Centralized Security Camera Preprocessing

centralized preprocessing architecture

Centralized Security Camera Preprocessing: Sounds neat, right? Lets start with the backstory. Shortly after starting work at my new company, we discovered that the company had been infiltrated by a hacker some time before I started, and spread ransomware throughout the network. This naturally necessitated a complete overhaul of the network, and a wipe of almost everything. On the plus side, this allowed us to clean up a lot of poorly-designed infrastructure and recreate it all in a much more sane manner.

One issue presented itself. The CEO had security cameras streaming in his office, coming in through in-wall HDMI cables from the server room.
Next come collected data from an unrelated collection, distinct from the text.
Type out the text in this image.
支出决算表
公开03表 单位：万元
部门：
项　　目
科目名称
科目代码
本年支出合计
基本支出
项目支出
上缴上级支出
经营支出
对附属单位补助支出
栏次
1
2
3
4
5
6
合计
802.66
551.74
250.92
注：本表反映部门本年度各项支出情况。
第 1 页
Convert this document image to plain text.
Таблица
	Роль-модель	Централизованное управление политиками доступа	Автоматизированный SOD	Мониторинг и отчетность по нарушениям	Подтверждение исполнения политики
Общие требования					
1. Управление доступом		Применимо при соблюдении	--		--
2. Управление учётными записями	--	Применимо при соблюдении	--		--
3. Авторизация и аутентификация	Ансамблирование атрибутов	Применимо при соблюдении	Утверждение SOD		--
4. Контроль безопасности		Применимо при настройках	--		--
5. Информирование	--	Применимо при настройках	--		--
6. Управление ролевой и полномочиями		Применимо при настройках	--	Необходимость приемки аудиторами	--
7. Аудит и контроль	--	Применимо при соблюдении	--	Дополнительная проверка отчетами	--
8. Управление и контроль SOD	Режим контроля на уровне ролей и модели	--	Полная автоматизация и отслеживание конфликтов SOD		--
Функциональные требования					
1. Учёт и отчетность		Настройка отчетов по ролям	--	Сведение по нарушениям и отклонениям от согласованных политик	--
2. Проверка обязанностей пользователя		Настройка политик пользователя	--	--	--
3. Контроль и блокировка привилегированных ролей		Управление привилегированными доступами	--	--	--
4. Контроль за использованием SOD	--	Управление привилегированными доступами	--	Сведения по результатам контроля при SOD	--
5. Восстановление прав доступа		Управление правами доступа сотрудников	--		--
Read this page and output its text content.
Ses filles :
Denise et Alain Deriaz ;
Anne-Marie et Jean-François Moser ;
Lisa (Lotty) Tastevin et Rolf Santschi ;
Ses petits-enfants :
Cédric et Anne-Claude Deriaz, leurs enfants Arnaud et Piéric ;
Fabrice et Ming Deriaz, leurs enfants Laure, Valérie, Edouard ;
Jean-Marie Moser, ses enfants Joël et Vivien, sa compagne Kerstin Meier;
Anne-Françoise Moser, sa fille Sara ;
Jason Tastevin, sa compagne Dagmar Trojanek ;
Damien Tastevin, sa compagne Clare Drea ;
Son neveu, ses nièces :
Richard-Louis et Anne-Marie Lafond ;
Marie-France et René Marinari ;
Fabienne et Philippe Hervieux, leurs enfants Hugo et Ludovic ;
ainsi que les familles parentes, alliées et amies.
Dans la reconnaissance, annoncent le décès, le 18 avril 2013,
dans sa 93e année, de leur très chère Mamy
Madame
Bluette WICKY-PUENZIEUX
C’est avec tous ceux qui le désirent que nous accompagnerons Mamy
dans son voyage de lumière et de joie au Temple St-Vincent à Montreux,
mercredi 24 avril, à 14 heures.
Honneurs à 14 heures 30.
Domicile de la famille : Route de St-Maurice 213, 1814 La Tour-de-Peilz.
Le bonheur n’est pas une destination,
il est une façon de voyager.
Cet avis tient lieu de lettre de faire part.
These computers were streaming from the old analog camera system that we were discontinuing as part of the overhaul. There was no equivalent offering for the digital system.

I thought long and hard about how to resolve this. I tried deploying RaspberryPis running FFMPEG to stream the camera streams directly as required. They couldn’t handle the processing load no matter what I tried. After a couple months of trying everything I could think of to squeeze enough performance out of the PIs, I decided to try an alternative approach.

RESOLUTION: Camera Preprocessing

I realized that the RaspberryPi, though a very capable little computer, simply couldn’t handle the workload. They had to handle streaming and processing multiple streams and recombining those streams into a grid, like it was with the old system. Since they couldn’t, I decided to create something new. I called it the camera preprocessing VM. What does it do? Well, to put it simply, it receives the camera streams and does whatever needs to be done to those streams. It then sends the final result to a target raspberry pi. The pi only needs to sit there and receive the stream! Simple, right? This allowed me to do basically anything I wanted with the camera streams. Stitch together 6 streams? Easy. De-warp multiple 360 degree fish eye cameras? No problem. The cam preprocessing VM simply runs multiple instances of FFMPEG. It does the work, then sends the final stream to the pi over SSH.